I was sitting in a cab today trying to stay alert on the way to a friend’s house. I was calculating the many ways this ride could go wrong and figuring out what I could do in case something, anything, happens. The recent spike in criminality that’s been all over the news has done much to feed my already fattened anxieties. Yet, despite my insistence on being present, I found myself drafting an essay on lost time, second chances, and the necessity of making mistakes. I promised myself that I would find the time to write it all down but this seems to be one promise I keep breaking just because it’s so hard to sit with one’s self and deal.
Ever since I started working for government again, I put up a wall between myself and the world and chose to write my observations elsewhere. There’s a market out there that feeds on insecurity and mistakes genuine questions for ineptitude in government service, so I figured, why risk being open and honest about work? Since social networking has hastened both the flow of information and stupidity, I worried about how my own curiosity might trigger a backlash causing people to criticize what I know they don’t understand.
But isn’t that condescension, too? Let me try not to worry so much about my audience and remember, instead, a time when I believed in my readers–because I know you are all wise. You will see past my petty anxiety and understand what I’m trying to say.
Two hours into a Monday I am already dreading the thought of drafting my weekly task list.
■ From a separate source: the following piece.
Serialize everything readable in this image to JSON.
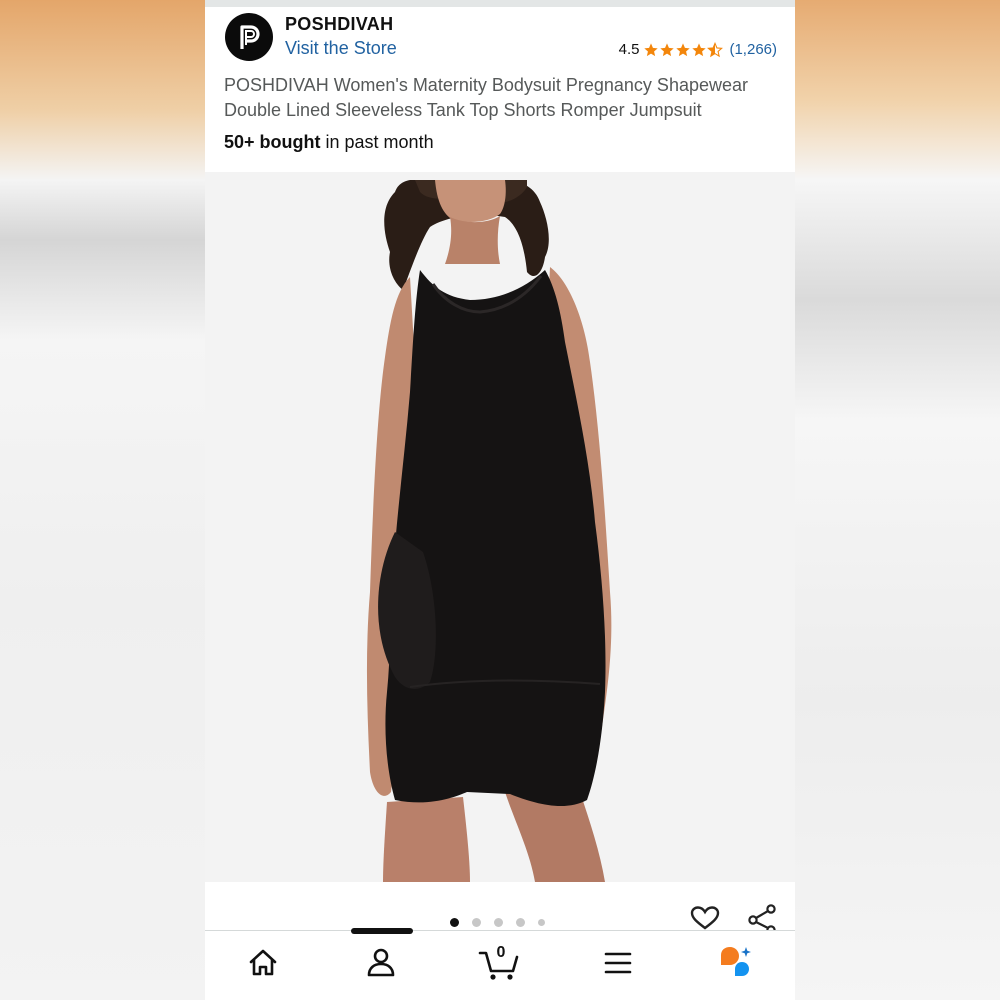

It’s a mix of things I’ve been putting off, things I have to get a hold of, and things I cannot know yet because they will surprise me. Something will always come up.
I am lucky this time to work with an uncanny bunch of believers. I trust that they are good people who genuinely work because they know it’s a mission, it’s a vocation. But then why is there still that itch to keep questions in mind? Why don’t I sleep soundly knowing all of this?
I feel all of this overwhelms me because I don’t write honestly anymore. So I return to the original purpose of keeping this site–apart from telling stories. I’m compelled to write about my experiences because they unsettle me and while I know I can’t write my way to solutions, it does a great deal to just get this load off my chest.